Rick Moody's On Celestial Music is shamefully autobiographical

    1 of 1 2 of 1

      On Celestial Music
      By Rick Moody. Back Bay, 439 pp, softcover

      On Celestial Music is variously superficial, vexing, incomplete, out-of-date, and shamefully autobiographical. I’d recommend it highly for anyone interested in sound.

      Yes, I know this seems paradoxical. But what makes these “adventures in listening” matter is that most of the arguments in these essays are delivered with eloquent passion and considerable insight. Moody, a novelist best known for The Ice Storm, cares deeply about music. And even if some of his theories are questionable, his obsession is so rare these days that it is to be cherished.

      It doesn’t hurt, either, that the character who emerges in the essay “Guilty Pleasures” seems shockingly, painfully familiar.

      “My broken, lost, somewhat hopeless, drug-addled younger self wanted to feel that there was more to life than being overlooked or oppressed by the fortunate and graceful striving past him in and out of school,” Moody writes. “And this is how he did it: he learned everything there was to learn about these reviled pieces of culture with their bombast and their excess and even, yes, with their occasional bits of genuine feeling, and he hung around with other misfits who made this indefensible nonsense their thing.

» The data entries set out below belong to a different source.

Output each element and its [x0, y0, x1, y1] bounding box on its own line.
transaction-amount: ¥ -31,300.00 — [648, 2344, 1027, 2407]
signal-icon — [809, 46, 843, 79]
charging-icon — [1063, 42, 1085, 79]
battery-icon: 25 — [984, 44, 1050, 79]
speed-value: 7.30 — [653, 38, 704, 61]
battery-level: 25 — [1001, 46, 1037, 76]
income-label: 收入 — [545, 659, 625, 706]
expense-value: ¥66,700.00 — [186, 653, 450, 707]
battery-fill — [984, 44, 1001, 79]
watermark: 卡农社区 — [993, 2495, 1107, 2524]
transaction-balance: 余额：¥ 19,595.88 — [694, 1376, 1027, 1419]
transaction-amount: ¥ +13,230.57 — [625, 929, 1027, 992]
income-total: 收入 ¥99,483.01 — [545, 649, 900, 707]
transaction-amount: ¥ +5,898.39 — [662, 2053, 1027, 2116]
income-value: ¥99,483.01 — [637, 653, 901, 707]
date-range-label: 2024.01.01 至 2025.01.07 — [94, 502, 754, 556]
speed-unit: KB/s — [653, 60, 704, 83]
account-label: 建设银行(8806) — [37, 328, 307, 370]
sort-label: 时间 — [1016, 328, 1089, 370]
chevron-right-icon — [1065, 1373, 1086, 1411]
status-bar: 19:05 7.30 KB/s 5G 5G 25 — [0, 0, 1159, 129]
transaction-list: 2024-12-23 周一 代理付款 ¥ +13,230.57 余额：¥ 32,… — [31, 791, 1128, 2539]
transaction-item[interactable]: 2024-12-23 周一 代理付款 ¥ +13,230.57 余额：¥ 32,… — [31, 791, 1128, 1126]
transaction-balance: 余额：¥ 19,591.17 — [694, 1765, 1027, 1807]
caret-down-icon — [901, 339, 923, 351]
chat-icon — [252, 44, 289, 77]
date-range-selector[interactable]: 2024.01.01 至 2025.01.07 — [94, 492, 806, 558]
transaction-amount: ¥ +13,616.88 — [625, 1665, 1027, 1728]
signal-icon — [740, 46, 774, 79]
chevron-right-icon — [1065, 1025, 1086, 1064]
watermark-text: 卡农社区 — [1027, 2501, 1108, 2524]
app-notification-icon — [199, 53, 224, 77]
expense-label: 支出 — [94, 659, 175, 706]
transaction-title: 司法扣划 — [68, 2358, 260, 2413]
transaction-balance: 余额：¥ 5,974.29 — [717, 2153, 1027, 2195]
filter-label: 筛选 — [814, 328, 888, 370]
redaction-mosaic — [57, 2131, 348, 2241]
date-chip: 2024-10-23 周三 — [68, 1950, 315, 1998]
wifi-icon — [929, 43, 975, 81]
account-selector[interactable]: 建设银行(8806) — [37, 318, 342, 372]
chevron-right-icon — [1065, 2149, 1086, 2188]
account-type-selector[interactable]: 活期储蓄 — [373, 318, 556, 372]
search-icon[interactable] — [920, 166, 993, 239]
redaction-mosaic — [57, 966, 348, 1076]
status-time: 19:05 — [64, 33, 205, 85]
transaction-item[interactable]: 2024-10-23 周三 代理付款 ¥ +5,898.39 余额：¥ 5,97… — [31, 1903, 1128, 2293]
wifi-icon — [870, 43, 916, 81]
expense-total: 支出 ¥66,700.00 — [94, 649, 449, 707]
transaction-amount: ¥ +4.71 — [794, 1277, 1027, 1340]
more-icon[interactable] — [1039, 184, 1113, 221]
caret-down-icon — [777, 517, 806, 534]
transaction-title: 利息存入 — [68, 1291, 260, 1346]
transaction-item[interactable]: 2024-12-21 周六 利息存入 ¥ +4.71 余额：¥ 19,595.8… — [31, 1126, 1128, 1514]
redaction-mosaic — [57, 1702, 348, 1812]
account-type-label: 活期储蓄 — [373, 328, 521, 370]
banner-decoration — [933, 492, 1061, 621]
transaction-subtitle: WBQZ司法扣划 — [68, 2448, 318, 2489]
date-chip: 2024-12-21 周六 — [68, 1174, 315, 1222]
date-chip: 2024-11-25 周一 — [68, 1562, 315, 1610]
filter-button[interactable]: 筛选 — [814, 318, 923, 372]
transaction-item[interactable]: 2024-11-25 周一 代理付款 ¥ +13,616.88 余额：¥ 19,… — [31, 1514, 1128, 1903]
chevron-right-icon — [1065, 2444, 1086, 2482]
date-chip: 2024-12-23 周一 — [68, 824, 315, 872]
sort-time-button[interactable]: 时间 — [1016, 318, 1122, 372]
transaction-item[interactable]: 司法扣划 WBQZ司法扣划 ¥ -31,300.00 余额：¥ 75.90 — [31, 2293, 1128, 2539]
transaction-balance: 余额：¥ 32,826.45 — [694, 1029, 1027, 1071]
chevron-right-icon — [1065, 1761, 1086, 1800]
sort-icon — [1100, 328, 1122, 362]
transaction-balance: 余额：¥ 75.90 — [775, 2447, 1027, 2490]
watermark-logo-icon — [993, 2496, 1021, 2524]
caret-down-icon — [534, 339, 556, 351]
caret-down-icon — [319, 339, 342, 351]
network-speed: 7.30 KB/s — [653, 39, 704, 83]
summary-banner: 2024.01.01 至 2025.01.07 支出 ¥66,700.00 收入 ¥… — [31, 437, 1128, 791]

Then he waited for the winds to change.”

      I still love King Crimson and Gentle Giant, too, even if the winds have not yet changed.

      Not all of On Celestial Music is as self-referential, or as self-flagellating. There’s a beautiful profile of Meredith Monk, an astonishing creator who has been largely overlooked, and an insightful look at Lounge Lizards founder John Lurie, whose immense talent was sabotaged by bad luck and worse decisions. There’s also a brief and brave memoir of being a fumbling rock guitarist at a music camp otherwise populated by young virtuosos, and a long and layered investigation of the Who’s Pete Townshend.

      It’s brilliant stuff. But then there’s a potted history of New York City’s rock ’n’ roll underground that’s so banal it wouldn’t rate a two-page spread in Mojo. Also dubious—although erudite and entertaining—is a long anti-electronics screed, the gist of which is that drum machines are an abomination to God.

      As the kids say, WTF?

      Yet, if Moody occasionally paints himself into a rhetorical corner, it’s because of his visceral connection to music. For that, he’s forgiven.

      Comments

      2 Comments

      john lurie

      May 16, 2012 at 11:33pm

      I made bad decisions? Can you elaborate?

      love John

      john lurie

      May 25, 2012 at 5:50pm

      I guess you cant elaborate. I just wanted you to know that I am a huge fan of your blog - I love you bloggers who cast aspersions on people with no idea what you are talking about. It is really refreshing.